EAM: Depende do trote. Em alguns casos, são demasiadamente “pesados” e quanto aos trotes que são considerados como trabalho para a República, eu concordo. É uma etapa importante na inclusão do “bixo” ao sistema republicano.

Pedro Dummont fala sobre sua relação com a Elminha

Pedro Dumont (19), convive com Elminha há 8 meses, tempo em que mora na república. Segundo o estudante de Economia, apesar do pouco tempo, os laços de amizade já foram criados.

Como é a relação com a comadre? A relação se dá num nível patrão/empregado ou há algo mais?

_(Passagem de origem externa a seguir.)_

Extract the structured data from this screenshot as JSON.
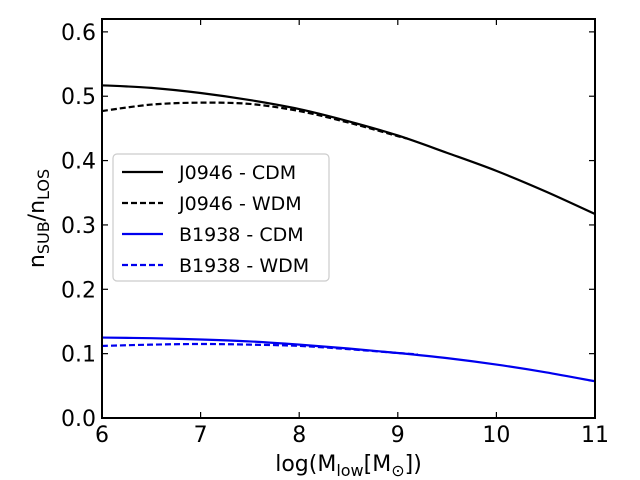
{
  "chart_data": {
    "type": "line",
    "title": "",
    "xlabel": "log(M_low[M_⊙])",
    "xlabel_parts": {
      "pre": "log(M",
      "sub1": "low",
      "mid": "[M",
      "sub2": "⊙",
      "post": "])"
    },
    "ylabel": "n_SUB/n_LOS",
    "ylabel_parts": {
      "n1": "n",
      "sub1": "SUB",
      "slash": "/n",
      "sub2": "LOS"
    },
    "xlim": [
      6,
      11
    ],
    "ylim": [
      0.0,
      0.62
    ],
    "xticks": [
      6,
      7,
      8,
      9,
      10,
      11
    ],
    "xtick_labels": [
      "6",
      "7",
      "8",
      "9",
      "10",
      "11"
    ],
    "yticks": [
      0.0,
      0.1,
      0.2,
      0.3,
      0.4,
      0.5,
      0.6
    ],
    "ytick_labels": [
      "0.0",
      "0.1",
      "0.2",
      "0.3",
      "0.4",
      "0.5",
      "0.6"
    ],
    "grid": false,
    "legend_position": "center-left",
    "series": [
      {
        "name": "J0946 - CDM",
        "color": "#000000",
        "style": "solid",
        "x": [
          6,
          6.5,
          7,
          7.5,
          8,
          8.5,
          9,
          9.5,
          10,
          10.5,
          11
        ],
        "y": [
          0.517,
          0.513,
          0.505,
          0.494,
          0.48,
          0.461,
          0.439,
          0.412,
          0.384,
          0.352,
          0.317
        ]
      },
      {
        "name": "J0946 - WDM",
        "color": "#000000",
        "style": "dashed",
        "x": [
          6,
          6.5,
          7,
          7.5,
          8,
          8.5,
          9,
          9.1
        ],
        "y": [
          0.477,
          0.487,
          0.49,
          0.488,
          0.477,
          0.459,
          0.438,
          0.434
        ]
      },
      {
        "name": "B1938 - CDM",
        "color": "#0000ee",
        "style": "solid",
        "x": [
          6,
          6.5,
          7,
          7.5,
          8,
          8.5,
          9,
          9.5,
          10,
          10.5,
          11
        ],
        "y": [
          0.125,
          0.124,
          0.122,
          0.119,
          0.114,
          0.108,
          0.101,
          0.093,
          0.083,
          0.071,
          0.057
        ]
      },
      {
        "name": "B1938 - WDM",
        "color": "#0000ee",
        "style": "dashed",
        "x": [
          6,
          6.5,
          7,
          7.5,
          8,
          8.5,
          9,
          9.2
        ],
        "y": [
          0.112,
          0.114,
          0.115,
          0.114,
          0.112,
          0.107,
          0.101,
          0.099
        ]
      }
    ]
  }
}
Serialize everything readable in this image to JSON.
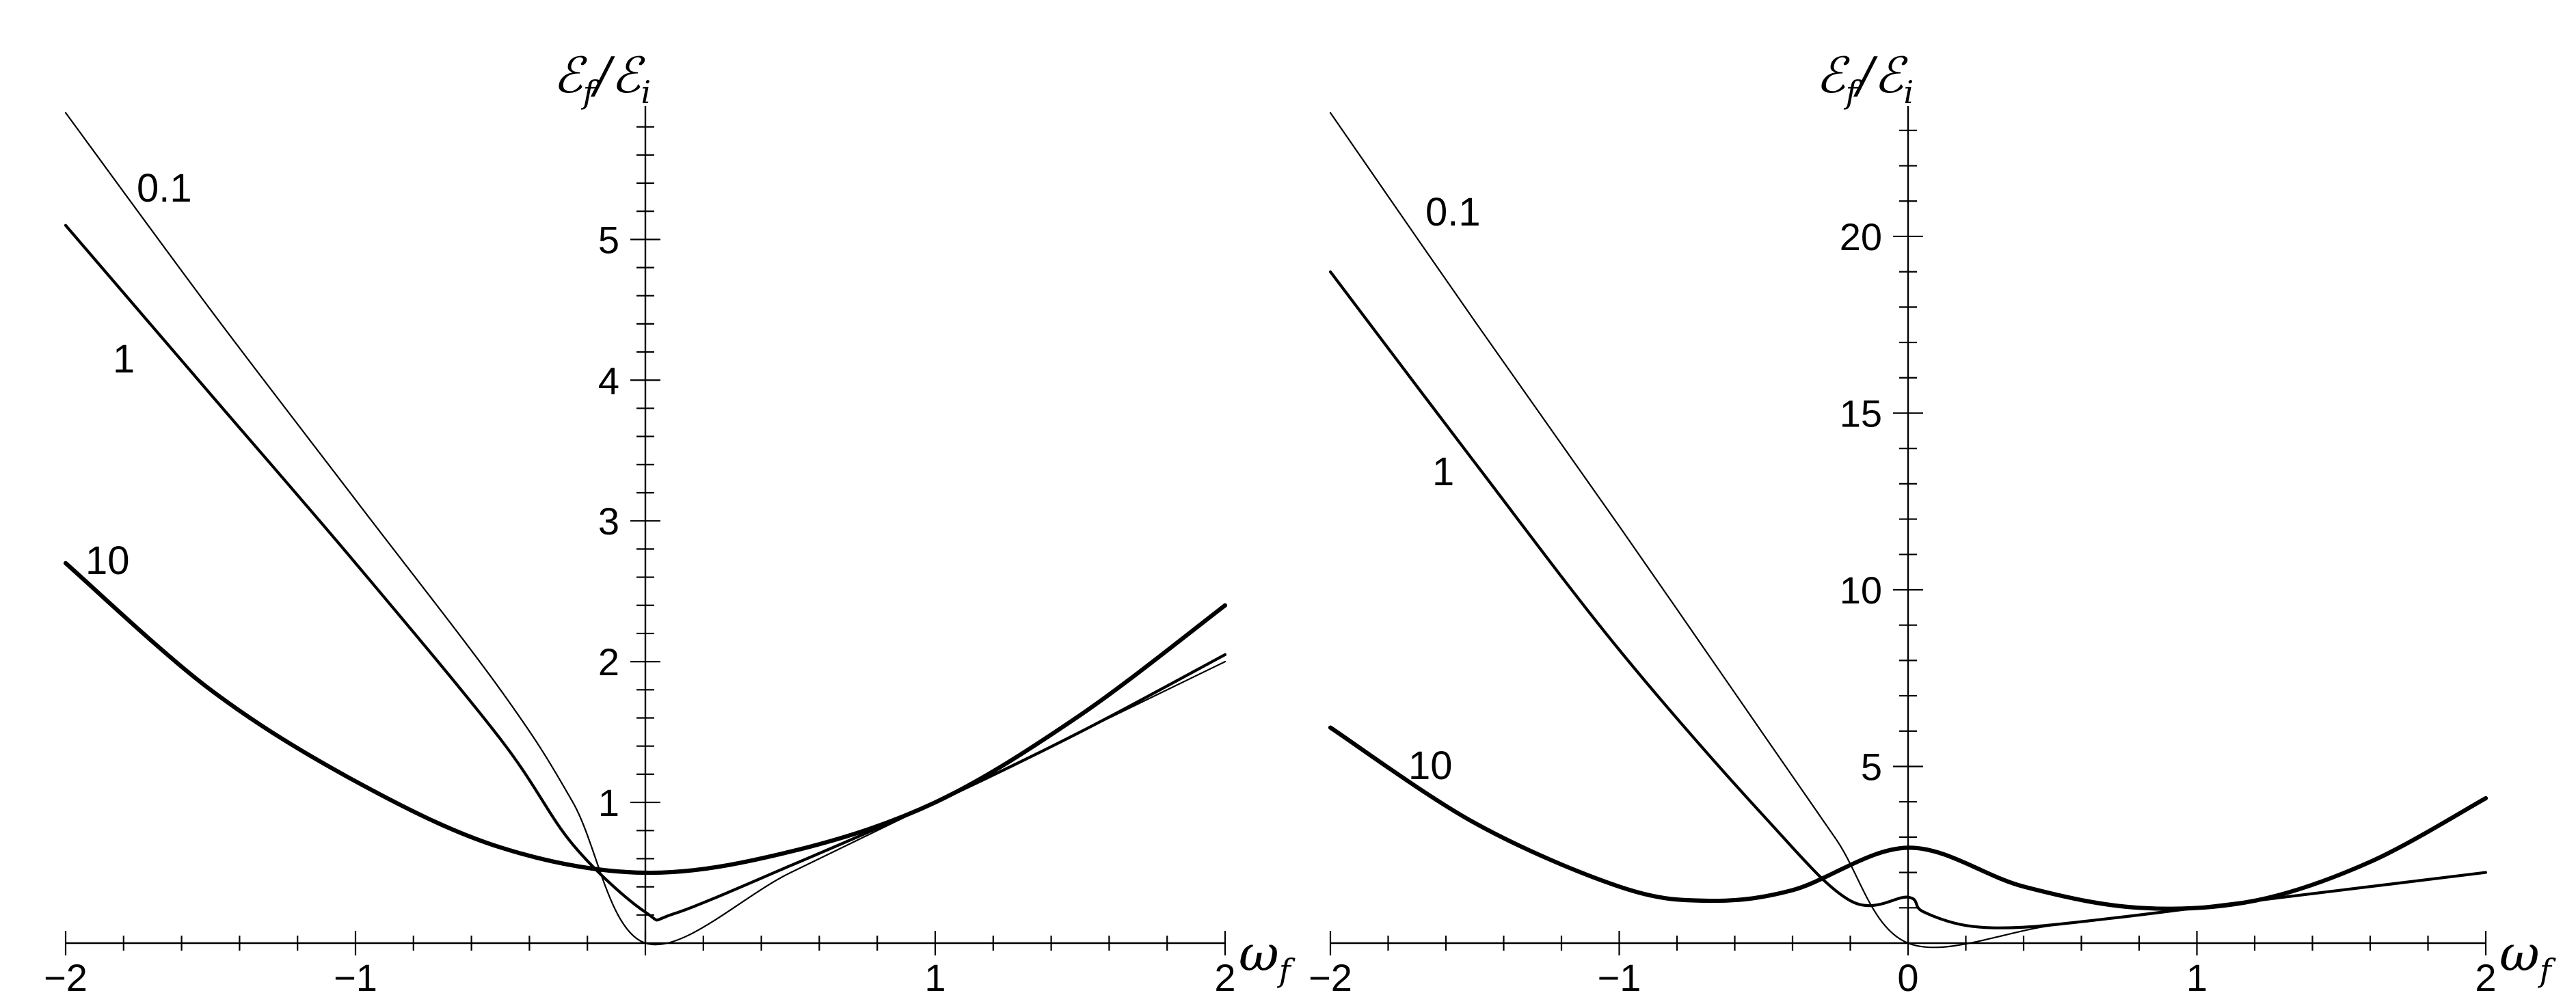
{
  "chart_data": [
    {
      "type": "line",
      "panel": "left",
      "xlabel": {
        "main": "ω",
        "sub": "f"
      },
      "ylabel": {
        "num": "ℰ",
        "num_sub": "f",
        "sep": "/",
        "den": "ℰ",
        "den_sub": "i"
      },
      "xlim": [
        -2,
        2
      ],
      "ylim": [
        0,
        5.9
      ],
      "xticks": [
        -2,
        -1,
        1,
        2
      ],
      "xtick_labels": [
        "−2",
        "−1",
        "1",
        "2"
      ],
      "yticks": [
        1,
        2,
        3,
        4,
        5
      ],
      "ytick_labels": [
        "1",
        "2",
        "3",
        "4",
        "5"
      ],
      "series": [
        {
          "name": "0.1",
          "x": [
            -2.0,
            -1.5,
            -1.0,
            -0.5,
            -0.25,
            0.0,
            0.5,
            1.0,
            1.5,
            2.0
          ],
          "y": [
            5.9,
            4.5,
            3.15,
            1.8,
            1.0,
            0.0,
            0.5,
            1.0,
            1.5,
            2.0
          ]
        },
        {
          "name": "1",
          "x": [
            -2.0,
            -1.5,
            -1.0,
            -0.5,
            -0.25,
            0.0,
            0.1,
            0.5,
            1.0,
            1.5,
            2.0
          ],
          "y": [
            5.1,
            3.9,
            2.7,
            1.45,
            0.7,
            0.22,
            0.21,
            0.55,
            1.0,
            1.5,
            2.05
          ]
        },
        {
          "name": "10",
          "x": [
            -2.0,
            -1.5,
            -1.0,
            -0.5,
            0.0,
            0.5,
            1.0,
            1.5,
            2.0
          ],
          "y": [
            2.7,
            1.8,
            1.15,
            0.68,
            0.5,
            0.65,
            1.0,
            1.62,
            2.4
          ]
        }
      ],
      "label_positions_note": "labels placed beside left ends of curves"
    },
    {
      "type": "line",
      "panel": "right",
      "xlabel": {
        "main": "ω",
        "sub": "f"
      },
      "ylabel": {
        "num": "ℰ",
        "num_sub": "f",
        "sep": "/",
        "den": "ℰ",
        "den_sub": "i"
      },
      "xlim": [
        -2,
        2
      ],
      "ylim": [
        0,
        23.5
      ],
      "xticks": [
        -2,
        -1,
        0,
        1,
        2
      ],
      "xtick_labels": [
        "−2",
        "−1",
        "0",
        "1",
        "2"
      ],
      "yticks": [
        5,
        10,
        15,
        20
      ],
      "ytick_labels": [
        "5",
        "10",
        "15",
        "20"
      ],
      "series": [
        {
          "name": "0.1",
          "x": [
            -2.0,
            -1.5,
            -1.0,
            -0.5,
            -0.25,
            0.0,
            0.5,
            1.0,
            1.5,
            2.0
          ],
          "y": [
            23.5,
            17.6,
            11.8,
            5.9,
            2.95,
            0.0,
            0.5,
            1.0,
            1.5,
            2.0
          ]
        },
        {
          "name": "1",
          "x": [
            -2.0,
            -1.5,
            -1.0,
            -0.5,
            -0.2,
            0.0,
            0.05,
            0.2,
            0.4,
            0.7,
            1.0,
            1.5,
            2.0
          ],
          "y": [
            19.0,
            13.6,
            8.3,
            3.6,
            1.2,
            1.3,
            0.9,
            0.5,
            0.45,
            0.7,
            1.0,
            1.5,
            2.0
          ]
        },
        {
          "name": "10",
          "x": [
            -2.0,
            -1.5,
            -1.0,
            -0.7,
            -0.4,
            0.0,
            0.4,
            0.8,
            1.2,
            1.6,
            2.0
          ],
          "y": [
            6.1,
            3.4,
            1.6,
            1.2,
            1.5,
            2.7,
            1.6,
            1.0,
            1.2,
            2.3,
            4.1
          ]
        }
      ]
    }
  ]
}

PD: A relação se dá num nível mais íntimo. A comadre é como se fosse uma mãe, uma amiga que faz muita falta quando se sai de casa. De vez em quando, ainda ataca de médica e conselheira, consegue tomar conta de todo mundo.

Qual a diferença ou diferenças de se trabalhar numa casa de estudantes?

PD: A liberdade que se tem, e o espaço que se ocupa quase como de alguém que mora com a gente. Ou talvez, em certos casos até mais: as comadres ganham uma homenagem na República. Essa é a principal diferença.

Como a Elminha vê o sistema republicano?

PD: Ela já se acostumou com o sistema republicano. Não vê empecilhos e considera o sistema efetivo para a integração do calouro. Já está habituada aos costumes e à casa.